Image: Fluckr User - USAG- Humphreys |
By Steven Denney
Younger South Koreans tend to be “national security conservatives,” and their social media posts reflect this.
Katherine Moon, a senior fellow at the Brookings Institution, observed in a recent interview on Japan-South Korea relations that “South Korea is one of the most militarized societies in the world.” Given its perception of vulnerability and the prerogative of nation building (and nation maintaining), conscription in South Korea has been mandatory since 1965. The current Conscription Law, although modified several times since its implementation, is still a defining characteristic of South Korean society.
Among other studies, Seungsook Moon’s Militarized Modernity and Gendered Citizenship in South Korea explores the politics of belonging and identity in South Korean society. Moon shows how an anti-communist national identity was cultivated and men instrumentalized by the state through mandatory conscription. Women were treated as reproducers of the nation – a “good wife and wise mother,” as the saying goes.

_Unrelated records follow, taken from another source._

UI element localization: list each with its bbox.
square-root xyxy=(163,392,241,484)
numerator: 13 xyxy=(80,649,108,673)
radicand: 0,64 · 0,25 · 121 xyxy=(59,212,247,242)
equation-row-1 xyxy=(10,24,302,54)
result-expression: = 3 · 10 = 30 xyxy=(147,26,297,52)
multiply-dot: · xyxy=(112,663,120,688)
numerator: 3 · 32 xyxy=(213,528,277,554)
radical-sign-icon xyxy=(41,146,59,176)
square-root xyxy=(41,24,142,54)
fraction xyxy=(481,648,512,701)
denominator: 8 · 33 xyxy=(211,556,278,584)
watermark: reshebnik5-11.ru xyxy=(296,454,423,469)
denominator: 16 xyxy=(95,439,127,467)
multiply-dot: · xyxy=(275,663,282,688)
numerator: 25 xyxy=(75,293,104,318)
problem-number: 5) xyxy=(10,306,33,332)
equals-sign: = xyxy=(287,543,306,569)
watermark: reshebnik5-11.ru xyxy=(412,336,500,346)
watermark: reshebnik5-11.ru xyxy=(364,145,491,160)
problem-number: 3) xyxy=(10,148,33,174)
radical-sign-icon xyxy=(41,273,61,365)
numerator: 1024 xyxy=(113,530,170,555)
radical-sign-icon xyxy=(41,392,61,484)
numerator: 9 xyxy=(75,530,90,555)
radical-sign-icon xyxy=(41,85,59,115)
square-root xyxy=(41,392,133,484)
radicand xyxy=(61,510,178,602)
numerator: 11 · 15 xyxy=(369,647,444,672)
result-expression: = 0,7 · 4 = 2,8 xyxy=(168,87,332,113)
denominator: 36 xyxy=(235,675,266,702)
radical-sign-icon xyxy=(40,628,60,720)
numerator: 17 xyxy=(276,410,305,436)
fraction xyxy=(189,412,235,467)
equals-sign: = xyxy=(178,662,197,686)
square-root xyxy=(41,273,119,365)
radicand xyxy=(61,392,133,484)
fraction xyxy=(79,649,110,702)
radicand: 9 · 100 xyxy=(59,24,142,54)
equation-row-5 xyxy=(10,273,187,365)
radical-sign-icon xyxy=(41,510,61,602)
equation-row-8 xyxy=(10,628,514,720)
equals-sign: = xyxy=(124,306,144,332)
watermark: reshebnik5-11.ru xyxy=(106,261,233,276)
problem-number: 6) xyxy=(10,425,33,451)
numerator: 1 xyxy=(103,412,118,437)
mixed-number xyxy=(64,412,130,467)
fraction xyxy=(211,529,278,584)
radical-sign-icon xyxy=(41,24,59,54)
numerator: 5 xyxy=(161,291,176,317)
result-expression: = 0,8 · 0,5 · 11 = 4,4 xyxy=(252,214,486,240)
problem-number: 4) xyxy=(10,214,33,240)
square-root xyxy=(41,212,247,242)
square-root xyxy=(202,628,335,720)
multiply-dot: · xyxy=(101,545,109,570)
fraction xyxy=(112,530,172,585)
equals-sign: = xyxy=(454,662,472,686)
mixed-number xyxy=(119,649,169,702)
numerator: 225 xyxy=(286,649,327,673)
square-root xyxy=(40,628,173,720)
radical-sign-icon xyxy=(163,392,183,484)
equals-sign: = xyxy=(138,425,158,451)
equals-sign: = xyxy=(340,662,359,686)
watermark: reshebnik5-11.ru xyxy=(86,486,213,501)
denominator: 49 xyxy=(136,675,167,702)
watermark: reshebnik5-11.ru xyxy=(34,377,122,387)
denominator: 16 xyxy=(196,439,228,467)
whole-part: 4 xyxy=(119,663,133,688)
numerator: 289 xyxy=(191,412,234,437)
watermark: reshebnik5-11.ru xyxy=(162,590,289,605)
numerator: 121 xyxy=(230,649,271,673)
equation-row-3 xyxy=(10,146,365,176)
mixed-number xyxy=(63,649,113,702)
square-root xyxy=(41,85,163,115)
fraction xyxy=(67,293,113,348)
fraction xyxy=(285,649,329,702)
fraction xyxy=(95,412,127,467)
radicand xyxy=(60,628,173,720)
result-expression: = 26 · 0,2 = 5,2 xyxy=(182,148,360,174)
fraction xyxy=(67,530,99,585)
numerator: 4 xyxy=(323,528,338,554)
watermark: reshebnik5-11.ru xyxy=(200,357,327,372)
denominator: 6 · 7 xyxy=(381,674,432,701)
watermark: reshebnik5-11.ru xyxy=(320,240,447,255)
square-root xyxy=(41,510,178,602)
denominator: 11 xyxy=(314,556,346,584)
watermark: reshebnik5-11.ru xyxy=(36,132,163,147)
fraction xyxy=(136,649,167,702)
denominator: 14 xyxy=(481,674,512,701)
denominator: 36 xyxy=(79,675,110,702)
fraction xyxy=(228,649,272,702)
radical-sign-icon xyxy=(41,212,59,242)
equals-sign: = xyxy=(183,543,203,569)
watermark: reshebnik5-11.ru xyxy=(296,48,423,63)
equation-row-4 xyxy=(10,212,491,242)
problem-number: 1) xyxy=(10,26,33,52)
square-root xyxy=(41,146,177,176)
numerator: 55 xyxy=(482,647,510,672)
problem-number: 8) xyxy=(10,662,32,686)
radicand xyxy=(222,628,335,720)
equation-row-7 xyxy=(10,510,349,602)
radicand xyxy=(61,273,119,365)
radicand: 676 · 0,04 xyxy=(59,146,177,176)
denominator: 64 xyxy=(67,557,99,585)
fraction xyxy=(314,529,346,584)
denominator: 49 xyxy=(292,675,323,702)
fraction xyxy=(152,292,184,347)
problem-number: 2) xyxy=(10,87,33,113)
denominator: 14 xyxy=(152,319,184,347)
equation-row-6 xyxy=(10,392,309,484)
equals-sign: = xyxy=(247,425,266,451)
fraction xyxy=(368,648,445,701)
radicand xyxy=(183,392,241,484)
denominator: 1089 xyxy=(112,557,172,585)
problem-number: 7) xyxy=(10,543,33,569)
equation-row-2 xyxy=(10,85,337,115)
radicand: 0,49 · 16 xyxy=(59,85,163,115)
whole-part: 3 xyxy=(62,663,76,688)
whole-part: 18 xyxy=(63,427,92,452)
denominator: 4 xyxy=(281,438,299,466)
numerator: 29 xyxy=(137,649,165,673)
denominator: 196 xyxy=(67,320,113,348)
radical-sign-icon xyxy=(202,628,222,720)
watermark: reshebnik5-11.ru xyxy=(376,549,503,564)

While the growth of South Korea’s civil society, and efforts to make a more inclusive, less-militaristic society have somewhat succeeded, it would be wrong to suggest that South Korean society is no longer militarized, as Katherine Moon points out. Indeed, as I argue in my comparison of theatrical reproductions of Ahn Jung-geun and the Clint Eastwood film American Sniper, both South Korea and the United States share the common characteristics of glorifying battle and valorizing violent struggle.